Implementation Details
Vector Schema (pgvector)
CREATE EXTENSION IF NOT EXISTS vector;
CREATE TABLE embeddings (
id UUID PRIMARY KEY DEFAULT gen_random_uuid(),
content TEXT NOT NULL,
source TEXT,
metadata JSONB DEFAULT '{}',
embedding vector(1536),
created_at TIMESTAMPTZ DEFAULT NOW()
);
CREATE INDEX idx_embeddings_vector
ON embeddings USING ivfflat (embedding vector_cosine_ops);
Provider Abstraction
The AiService auto-detects which provider to use:
// DeepSeek (default, via OpenAI-compatible API)

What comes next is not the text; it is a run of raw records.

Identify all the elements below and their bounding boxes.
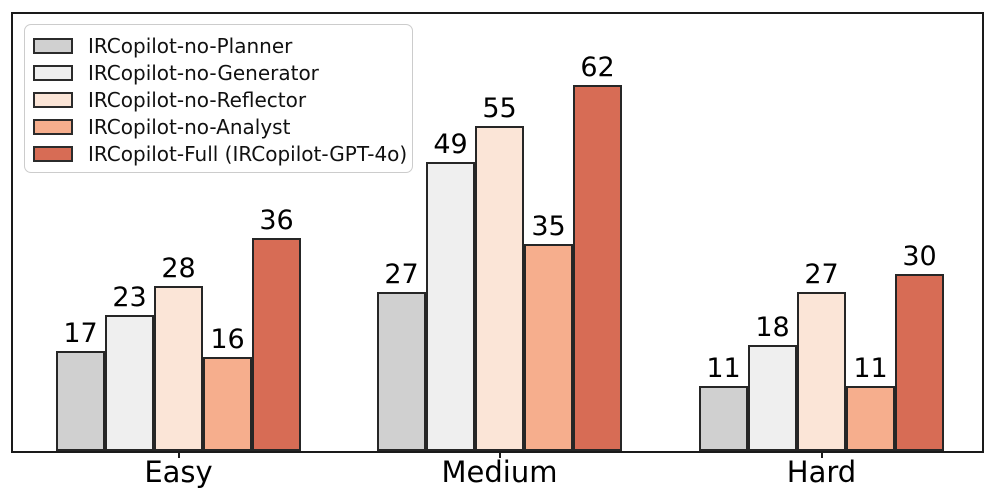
legend-item-0: IRCopilot-no-Planner <box>33 32 412 59</box>
bar-hard-series4 <box>895 274 944 451</box>
bar-value-label: 35 <box>531 210 566 242</box>
bar-value-label: 30 <box>902 240 937 272</box>
bar-easy-series4 <box>252 238 301 451</box>
legend-item-3: IRCopilot-no-Analyst <box>33 113 412 140</box>
legend-swatch-icon <box>33 37 73 54</box>
bar-value-label: 27 <box>804 258 839 290</box>
legend-item-label: IRCopilot-no-Analyst <box>88 114 291 139</box>
legend-item-label: IRCopilot-no-Reflector <box>88 87 307 112</box>
bar-medium-series4 <box>573 85 622 451</box>
bar-value-label: 36 <box>259 204 294 236</box>
x-tick-label-easy: Easy <box>144 455 213 489</box>
bar-easy-series2 <box>154 286 203 451</box>
bar-hard-series0 <box>699 386 748 451</box>
legend-swatch-icon <box>33 118 73 135</box>
legend: IRCopilot-no-Planner IRCopilot-no-Generat… <box>24 24 413 173</box>
bar-easy-series1 <box>105 315 154 451</box>
x-tick-label-hard: Hard <box>786 455 857 489</box>
bar-value-label: 27 <box>384 258 419 290</box>
bar-medium-series2 <box>475 126 524 451</box>
legend-swatch-icon <box>33 64 73 81</box>
legend-item-1: IRCopilot-no-Generator <box>33 59 412 86</box>
bar-value-label: 49 <box>433 128 468 160</box>
bar-medium-series0 <box>377 292 426 451</box>
legend-item-label: IRCopilot-Full (IRCopilot-GPT-4o) <box>88 141 408 166</box>
legend-item-4: IRCopilot-Full (IRCopilot-GPT-4o) <box>33 140 412 167</box>
bar-easy-series3 <box>203 357 252 451</box>
legend-item-2: IRCopilot-no-Reflector <box>33 86 412 113</box>
legend-swatch-icon <box>33 145 73 162</box>
bar-value-label: 23 <box>112 281 147 313</box>
bar-hard-series1 <box>748 345 797 451</box>
legend-item-label: IRCopilot-no-Planner <box>88 33 293 58</box>
x-axis-tick-medium <box>498 453 501 458</box>
legend-item-label: IRCopilot-no-Generator <box>88 60 319 85</box>
bar-value-label: 28 <box>161 252 196 284</box>
bar-value-label: 11 <box>706 352 741 384</box>
plot-area: IRCopilot-no-Planner IRCopilot-no-Generat… <box>11 12 984 453</box>
x-axis-tick-easy <box>177 453 180 458</box>
x-tick-label-medium: Medium <box>441 455 558 489</box>
bar-medium-series3 <box>524 244 573 451</box>
bar-value-label: 55 <box>482 92 517 124</box>
bar-easy-series0 <box>56 351 105 451</box>
bar-hard-series2 <box>797 292 846 451</box>
bar-value-label: 11 <box>853 352 888 384</box>
bar-value-label: 18 <box>755 311 790 343</box>
x-axis-tick-hard <box>820 453 823 458</box>
bar-medium-series1 <box>426 162 475 451</box>
bar-hard-series3 <box>846 386 895 451</box>
bar-value-label: 17 <box>63 317 98 349</box>
bar-value-label: 62 <box>580 51 615 83</box>
bar-value-label: 16 <box>210 323 245 355</box>
legend-swatch-icon <box>33 91 73 108</box>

const deepseek = createOpenAI({
baseURL: 'https://api.deepseek.com/v1',
apiKey: process.env.DEEPSEEK_API_KEY,
});
// Or OpenAI (set OPENAI_API_KEY env var)
const openai = createOpenAI({
apiKey: process.env.OPENAI_API_KEY,
});
The client can switch providers simply by setting different environment variables. The @ai-sdk/openai package handles both DeepSeek and OpenAI through the same API surface.
Stats & Testing
- Test suites: 6 (config, ai, embeddings, vector-store, ingestion + e2e)
- Tests: 42 passing (32 unit + 10 e2e via supertest)
- E2E coverage:
POST /rag/ingest,POST /rag/query(SSE),GET /api/health, 404 handling - CI: GitHub Actions — builds and runs all tests on push/PR to
main - Source files: 28 TypeScript files
- Dependencies: 13 production + 13 development
- Build: tsup ESM, 16KB bundle
Try It
git clone https://github.com/fxckcode/easy-rag.git
cd easy-rag
pnpm install
docker compose up -d # starts pgvector
cp .env.example .env # set your DEEPSEEK_API_KEY
pnpm start:dev
Then test it:
# Ingest a document
curl -X POST http://localhost:3000/rag/ingest \
-H "Content-Type: application/json" \
-d '{"content": "NestJS is a framework for building efficient Node.js server-side applications.", "source": "docs"}'
# Query with streaming
curl -X POST http://localhost:3000/rag/query \
-H "Content-Type: application/json" \
-d '{"question": "What is NestJS?"}'
The project is MIT licensed and available on GitHub.